My mind is learning to trust my body and to allow it a voice. Although, who am I kidding, mostly my mind drags it around and puts it through things it doesn’t really want to do. Like drinking French Martinis. And going to the gym.
There are somethings it does really like to do. Like eating nachos, a well timed cake, swimming, and anything to do with my lover touching it. It loves my lovers body more than anything in the world.
However, it’s fair to say my body plays second fiddle to my dominant mind. I know this, and to be honest there’s a truce in play. Mostly, my body is quite happy to go with the flow if the mind needs something. It’s cat (lazy and purring) and dog (bouncing and yappy).
My body is about to do something amazing. It’s going to manufacture a person out of stuff put in at the top. Building blocks to a schema passed down over millions of years through DNA. In fact, I am going to actually make something, so now I am the last vestiges of Australian manufacturing walking around in human form.
The best part is my body is really thrilled about the whole thing. This is it’s last chance to really shine; take centre-stage; it’s what it was made for! I know its stupidly happy because I have tingles all over me, and feelings in my lower limbs I haven’t felt before. I’ve been waiting to feel my lower Dan Tien, and now it’s filling. Like swirls of energy and a heaviness.
And guess what, it’s favourite thing in the world – that other body it loves – is half of what it gets to grow! It knows already that it’s in there. In fact, it told my mind by showing me now this body can do some of the cool stuff that the other body can do… like eye auras. I expect I have all kinds of other cool tricks in store as the energy from the other body fills me.
This is my chance to learn something. To give myself what i need and when. And to allow the corporeal me to be in charge.

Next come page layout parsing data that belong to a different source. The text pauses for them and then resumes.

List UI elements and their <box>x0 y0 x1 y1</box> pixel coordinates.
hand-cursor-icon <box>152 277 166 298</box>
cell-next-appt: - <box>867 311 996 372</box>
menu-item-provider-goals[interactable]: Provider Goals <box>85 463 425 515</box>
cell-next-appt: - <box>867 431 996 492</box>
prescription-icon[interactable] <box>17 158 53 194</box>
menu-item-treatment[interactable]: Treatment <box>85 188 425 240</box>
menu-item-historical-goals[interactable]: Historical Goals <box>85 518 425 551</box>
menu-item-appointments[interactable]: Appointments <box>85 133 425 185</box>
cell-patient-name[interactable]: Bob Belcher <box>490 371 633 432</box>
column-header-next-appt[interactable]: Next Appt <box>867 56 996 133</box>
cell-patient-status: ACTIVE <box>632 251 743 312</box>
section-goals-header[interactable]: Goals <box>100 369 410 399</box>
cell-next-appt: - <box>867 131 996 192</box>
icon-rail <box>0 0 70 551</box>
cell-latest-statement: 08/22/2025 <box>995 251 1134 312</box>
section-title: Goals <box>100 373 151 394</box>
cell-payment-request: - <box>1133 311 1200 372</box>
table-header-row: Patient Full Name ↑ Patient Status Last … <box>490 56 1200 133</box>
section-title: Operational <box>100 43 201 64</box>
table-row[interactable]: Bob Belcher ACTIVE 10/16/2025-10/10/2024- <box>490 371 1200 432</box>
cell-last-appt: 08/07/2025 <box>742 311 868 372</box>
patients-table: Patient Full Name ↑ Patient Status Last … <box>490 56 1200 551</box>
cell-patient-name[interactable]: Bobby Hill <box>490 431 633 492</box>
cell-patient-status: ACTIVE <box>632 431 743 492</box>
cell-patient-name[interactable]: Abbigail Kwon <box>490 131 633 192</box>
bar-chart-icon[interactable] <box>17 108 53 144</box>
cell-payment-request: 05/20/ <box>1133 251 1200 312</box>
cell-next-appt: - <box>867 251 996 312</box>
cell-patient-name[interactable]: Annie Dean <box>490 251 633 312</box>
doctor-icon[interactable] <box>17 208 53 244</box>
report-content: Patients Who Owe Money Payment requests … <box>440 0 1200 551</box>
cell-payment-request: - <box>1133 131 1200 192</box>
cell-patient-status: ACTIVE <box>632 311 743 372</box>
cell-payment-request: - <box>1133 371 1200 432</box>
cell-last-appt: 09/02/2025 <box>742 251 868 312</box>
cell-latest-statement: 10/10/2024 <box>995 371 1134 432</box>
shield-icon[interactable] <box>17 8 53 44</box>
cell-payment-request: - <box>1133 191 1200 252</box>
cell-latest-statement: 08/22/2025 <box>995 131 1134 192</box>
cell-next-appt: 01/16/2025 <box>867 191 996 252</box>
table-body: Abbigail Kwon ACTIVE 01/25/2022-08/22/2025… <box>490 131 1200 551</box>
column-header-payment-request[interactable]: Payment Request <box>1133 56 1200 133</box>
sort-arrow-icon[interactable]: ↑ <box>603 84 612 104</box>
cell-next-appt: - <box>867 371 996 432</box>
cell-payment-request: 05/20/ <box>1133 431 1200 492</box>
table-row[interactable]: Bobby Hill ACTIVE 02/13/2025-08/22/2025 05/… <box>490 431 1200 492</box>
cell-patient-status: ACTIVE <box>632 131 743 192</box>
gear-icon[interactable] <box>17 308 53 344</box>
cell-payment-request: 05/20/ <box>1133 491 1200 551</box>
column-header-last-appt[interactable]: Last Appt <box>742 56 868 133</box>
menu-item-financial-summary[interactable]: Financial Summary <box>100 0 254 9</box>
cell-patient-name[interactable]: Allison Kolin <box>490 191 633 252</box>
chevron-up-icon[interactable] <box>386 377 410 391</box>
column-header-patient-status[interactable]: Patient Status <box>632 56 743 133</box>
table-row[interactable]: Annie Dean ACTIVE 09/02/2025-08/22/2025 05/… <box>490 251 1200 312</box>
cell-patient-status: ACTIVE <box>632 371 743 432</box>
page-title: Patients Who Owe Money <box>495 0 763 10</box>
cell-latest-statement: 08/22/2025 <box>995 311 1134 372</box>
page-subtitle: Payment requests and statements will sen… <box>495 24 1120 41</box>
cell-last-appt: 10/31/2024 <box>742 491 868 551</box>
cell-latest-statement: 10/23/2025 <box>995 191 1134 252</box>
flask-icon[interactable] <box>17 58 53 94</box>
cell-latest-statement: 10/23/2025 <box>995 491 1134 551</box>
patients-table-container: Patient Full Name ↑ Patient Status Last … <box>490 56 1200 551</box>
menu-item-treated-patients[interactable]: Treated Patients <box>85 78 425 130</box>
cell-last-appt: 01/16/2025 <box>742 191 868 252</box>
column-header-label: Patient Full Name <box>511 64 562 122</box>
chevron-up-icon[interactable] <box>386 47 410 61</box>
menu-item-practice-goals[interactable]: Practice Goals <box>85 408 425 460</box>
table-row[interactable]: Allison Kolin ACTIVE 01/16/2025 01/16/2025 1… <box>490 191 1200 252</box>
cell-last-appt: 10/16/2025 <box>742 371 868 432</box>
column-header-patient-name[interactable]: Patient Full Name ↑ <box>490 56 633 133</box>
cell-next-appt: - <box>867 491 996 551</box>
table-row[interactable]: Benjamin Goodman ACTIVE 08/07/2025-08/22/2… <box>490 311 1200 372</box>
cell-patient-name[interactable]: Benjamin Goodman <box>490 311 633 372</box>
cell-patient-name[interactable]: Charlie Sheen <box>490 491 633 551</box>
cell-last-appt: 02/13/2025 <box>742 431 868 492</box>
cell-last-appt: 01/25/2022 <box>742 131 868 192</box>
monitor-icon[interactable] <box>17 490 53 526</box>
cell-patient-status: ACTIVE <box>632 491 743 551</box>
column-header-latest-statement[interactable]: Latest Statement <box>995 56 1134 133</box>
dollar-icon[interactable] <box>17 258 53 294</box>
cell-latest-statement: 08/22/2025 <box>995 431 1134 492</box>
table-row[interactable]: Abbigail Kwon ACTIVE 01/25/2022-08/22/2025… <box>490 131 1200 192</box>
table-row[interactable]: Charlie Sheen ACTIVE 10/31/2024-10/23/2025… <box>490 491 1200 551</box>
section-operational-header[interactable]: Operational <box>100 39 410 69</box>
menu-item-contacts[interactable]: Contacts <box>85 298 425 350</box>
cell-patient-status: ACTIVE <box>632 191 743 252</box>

I am afraid. But I’m ok with any outcome it comes up with. If it decides halfway through that the work in progress isn’t quite right and it wants to start again, then ok.
If it gets it right from the start and makes a little human, then I will let it eject it from my body however it likes. (I’m not sure that last statement is true yet).
For me, every symptom is a something to notice. Like I’m a hippy or some thing. If my expanding waistline wants to eat grass or torn strips of newspaper or rejects potatoes or green beans, then it gets its wish.
Here goes everything.
Because in my mind… fucked if I know what to do next.